On Thu, Sep 12, 2013 at 03:32:20PM +0000, Christoph Lameter wrote:
> On Thu, 12 Sep 2013, Frederic Weisbecker wrote:
> 
> > > Yea but the kernel option makes it easy. No extras needed. Kernel brings
> > > it up user space cleanly configured and ready to go.
> >
> > Ok but really that's just two lines of bash. I really wish we don't complicate
> > core kernel code for that.
> 
> Thread placement is an issue in general for the future. The more hardware
> threads we get the more aware of thread placement we need to become
> because caches become more important for performance. Disturbing the cache
> of another is significant. So it moving a thread away from its default
> thread because memory accesses will have to be done again.

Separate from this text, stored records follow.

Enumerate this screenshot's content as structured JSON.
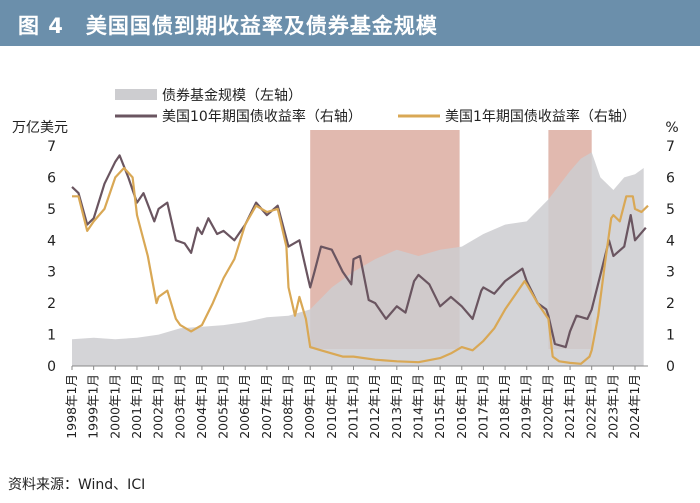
{
  "figure": {
    "title": "图 4　美国国债到期收益率及债券基金规模",
    "source": "资料来源：Wind、ICI"
  },
  "chart_data": {
    "type": "area+line",
    "title": "美国国债到期收益率及债券基金规模",
    "left_axis": {
      "label": "万亿美元",
      "ylim": [
        0,
        7
      ],
      "ticks": [
        0,
        1,
        2,
        3,
        4,
        5,
        6,
        7
      ]
    },
    "right_axis": {
      "label": "%",
      "ylim": [
        0,
        7
      ],
      "ticks": [
        0,
        1,
        2,
        3,
        4,
        5,
        6,
        7
      ]
    },
    "x_ticks": [
      "1998年1月",
      "1999年1月",
      "2000年1月",
      "2001年1月",
      "2002年1月",
      "2003年1月",
      "2004年1月",
      "2005年1月",
      "2006年1月",
      "2007年1月",
      "2008年1月",
      "2009年1月",
      "2010年1月",
      "2011年1月",
      "2012年1月",
      "2013年1月",
      "2014年1月",
      "2015年1月",
      "2016年1月",
      "2017年1月",
      "2018年1月",
      "2019年1月",
      "2020年1月",
      "2021年1月",
      "2022年1月",
      "2023年1月",
      "2024年1月"
    ],
    "x_range": [
      1998.0,
      2024.6
    ],
    "shaded_periods": [
      [
        2009.0,
        2015.9
      ],
      [
        2020.0,
        2022.0
      ]
    ],
    "colors": {
      "fund": "#cdcdd0",
      "ten_year": "#6a5560",
      "one_year": "#d9a855",
      "shade": "#c9806e",
      "accent": "#6b8fab"
    },
    "series": [
      {
        "name": "债券基金规模（左轴）",
        "axis": "left",
        "kind": "area",
        "points": [
          [
            1998.0,
            0.85
          ],
          [
            1999.0,
            0.9
          ],
          [
            2000.0,
            0.85
          ],
          [
            2001.0,
            0.9
          ],
          [
            2002.0,
            1.0
          ],
          [
            2003.0,
            1.2
          ],
          [
            2004.0,
            1.25
          ],
          [
            2005.0,
            1.3
          ],
          [
            2006.0,
            1.4
          ],
          [
            2007.0,
            1.55
          ],
          [
            2008.0,
            1.6
          ],
          [
            2009.0,
            1.8
          ],
          [
            2010.0,
            2.5
          ],
          [
            2011.0,
            3.0
          ],
          [
            2012.0,
            3.4
          ],
          [
            2013.0,
            3.7
          ],
          [
            2014.0,
            3.5
          ],
          [
            2015.0,
            3.7
          ],
          [
            2016.0,
            3.8
          ],
          [
            2017.0,
            4.2
          ],
          [
            2018.0,
            4.5
          ],
          [
            2019.0,
            4.6
          ],
          [
            2020.0,
            5.3
          ],
          [
            2021.0,
            6.2
          ],
          [
            2021.5,
            6.6
          ],
          [
            2022.0,
            6.8
          ],
          [
            2022.4,
            6.0
          ],
          [
            2023.0,
            5.6
          ],
          [
            2023.5,
            6.0
          ],
          [
            2024.0,
            6.1
          ],
          [
            2024.4,
            6.3
          ]
        ]
      },
      {
        "name": "美国10年期国债收益率（右轴）",
        "axis": "right",
        "kind": "line",
        "points": [
          [
            1998.0,
            5.7
          ],
          [
            1998.3,
            5.5
          ],
          [
            1998.7,
            4.5
          ],
          [
            1999.0,
            4.7
          ],
          [
            1999.5,
            5.8
          ],
          [
            2000.0,
            6.5
          ],
          [
            2000.2,
            6.7
          ],
          [
            2000.6,
            6.0
          ],
          [
            2001.0,
            5.2
          ],
          [
            2001.3,
            5.5
          ],
          [
            2001.8,
            4.6
          ],
          [
            2002.0,
            5.0
          ],
          [
            2002.4,
            5.2
          ],
          [
            2002.8,
            4.0
          ],
          [
            2003.2,
            3.9
          ],
          [
            2003.5,
            3.6
          ],
          [
            2003.8,
            4.4
          ],
          [
            2004.0,
            4.2
          ],
          [
            2004.3,
            4.7
          ],
          [
            2004.7,
            4.2
          ],
          [
            2005.0,
            4.3
          ],
          [
            2005.5,
            4.0
          ],
          [
            2006.0,
            4.5
          ],
          [
            2006.5,
            5.2
          ],
          [
            2007.0,
            4.8
          ],
          [
            2007.5,
            5.1
          ],
          [
            2008.0,
            3.8
          ],
          [
            2008.5,
            4.0
          ],
          [
            2008.9,
            2.8
          ],
          [
            2009.0,
            2.5
          ],
          [
            2009.2,
            3.0
          ],
          [
            2009.5,
            3.8
          ],
          [
            2010.0,
            3.7
          ],
          [
            2010.5,
            3.0
          ],
          [
            2010.9,
            2.6
          ],
          [
            2011.0,
            3.4
          ],
          [
            2011.3,
            3.5
          ],
          [
            2011.7,
            2.1
          ],
          [
            2012.0,
            2.0
          ],
          [
            2012.5,
            1.5
          ],
          [
            2013.0,
            1.9
          ],
          [
            2013.4,
            1.7
          ],
          [
            2013.8,
            2.7
          ],
          [
            2014.0,
            2.9
          ],
          [
            2014.5,
            2.6
          ],
          [
            2015.0,
            1.9
          ],
          [
            2015.5,
            2.2
          ],
          [
            2016.0,
            1.9
          ],
          [
            2016.5,
            1.5
          ],
          [
            2016.9,
            2.4
          ],
          [
            2017.0,
            2.5
          ],
          [
            2017.5,
            2.3
          ],
          [
            2018.0,
            2.7
          ],
          [
            2018.8,
            3.1
          ],
          [
            2019.0,
            2.7
          ],
          [
            2019.5,
            2.0
          ],
          [
            2019.9,
            1.8
          ],
          [
            2020.0,
            1.6
          ],
          [
            2020.3,
            0.7
          ],
          [
            2020.8,
            0.6
          ],
          [
            2021.0,
            1.1
          ],
          [
            2021.3,
            1.6
          ],
          [
            2021.8,
            1.5
          ],
          [
            2022.0,
            1.8
          ],
          [
            2022.4,
            2.9
          ],
          [
            2022.8,
            4.0
          ],
          [
            2023.0,
            3.5
          ],
          [
            2023.5,
            3.8
          ],
          [
            2023.8,
            4.8
          ],
          [
            2024.0,
            4.0
          ],
          [
            2024.5,
            4.4
          ]
        ]
      },
      {
        "name": "美国1年期国债收益率（右轴）",
        "axis": "right",
        "kind": "line",
        "points": [
          [
            1998.0,
            5.4
          ],
          [
            1998.3,
            5.4
          ],
          [
            1998.7,
            4.3
          ],
          [
            1999.0,
            4.6
          ],
          [
            1999.5,
            5.0
          ],
          [
            2000.0,
            6.0
          ],
          [
            2000.4,
            6.3
          ],
          [
            2000.8,
            6.0
          ],
          [
            2001.0,
            4.8
          ],
          [
            2001.5,
            3.5
          ],
          [
            2001.9,
            2.0
          ],
          [
            2002.0,
            2.2
          ],
          [
            2002.4,
            2.4
          ],
          [
            2002.8,
            1.5
          ],
          [
            2003.0,
            1.3
          ],
          [
            2003.5,
            1.1
          ],
          [
            2004.0,
            1.3
          ],
          [
            2004.5,
            2.0
          ],
          [
            2005.0,
            2.8
          ],
          [
            2005.5,
            3.4
          ],
          [
            2006.0,
            4.5
          ],
          [
            2006.5,
            5.1
          ],
          [
            2007.0,
            4.9
          ],
          [
            2007.5,
            5.0
          ],
          [
            2007.9,
            3.8
          ],
          [
            2008.0,
            2.5
          ],
          [
            2008.3,
            1.6
          ],
          [
            2008.5,
            2.2
          ],
          [
            2008.8,
            1.5
          ],
          [
            2009.0,
            0.6
          ],
          [
            2009.5,
            0.5
          ],
          [
            2010.0,
            0.4
          ],
          [
            2010.5,
            0.3
          ],
          [
            2011.0,
            0.3
          ],
          [
            2012.0,
            0.2
          ],
          [
            2013.0,
            0.15
          ],
          [
            2014.0,
            0.12
          ],
          [
            2015.0,
            0.25
          ],
          [
            2015.5,
            0.4
          ],
          [
            2016.0,
            0.6
          ],
          [
            2016.5,
            0.5
          ],
          [
            2017.0,
            0.8
          ],
          [
            2017.5,
            1.2
          ],
          [
            2018.0,
            1.8
          ],
          [
            2018.5,
            2.3
          ],
          [
            2018.9,
            2.7
          ],
          [
            2019.0,
            2.6
          ],
          [
            2019.5,
            2.0
          ],
          [
            2019.9,
            1.6
          ],
          [
            2020.0,
            1.5
          ],
          [
            2020.2,
            0.3
          ],
          [
            2020.5,
            0.15
          ],
          [
            2021.0,
            0.1
          ],
          [
            2021.5,
            0.07
          ],
          [
            2021.9,
            0.3
          ],
          [
            2022.0,
            0.5
          ],
          [
            2022.3,
            1.6
          ],
          [
            2022.6,
            3.2
          ],
          [
            2022.9,
            4.7
          ],
          [
            2023.0,
            4.8
          ],
          [
            2023.3,
            4.6
          ],
          [
            2023.6,
            5.4
          ],
          [
            2023.9,
            5.4
          ],
          [
            2024.0,
            5.0
          ],
          [
            2024.3,
            4.9
          ],
          [
            2024.6,
            5.1
          ]
        ]
      }
    ]
  }
}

Sure I expect the CPU load balancer will do crazy stuff in the future with
the spread of NUMA, involving a lot the kernel in such decision making.
But although I'm no scheduler expert, I suspect this will entangle finer grained
datas than a big fat kthread mask :)

> 
> > > This also allows us to cleanup kernel uses of cpumasks in such a way that
> > > proper thread placement for various other uses (reclaim f.e. kswpad) is
> > > possible.
> >
> > Same here, a central tool should be able to solve that.
> 
> I think this is something that belongs in the kernel under consideration
> of the developers. The user space scripts that I have seen are not
> that clean and they are strongly kernel version dependant.

The fact that no nice stuff has been done in userspace for this yet doesn't
mean it has to be done in the kernel.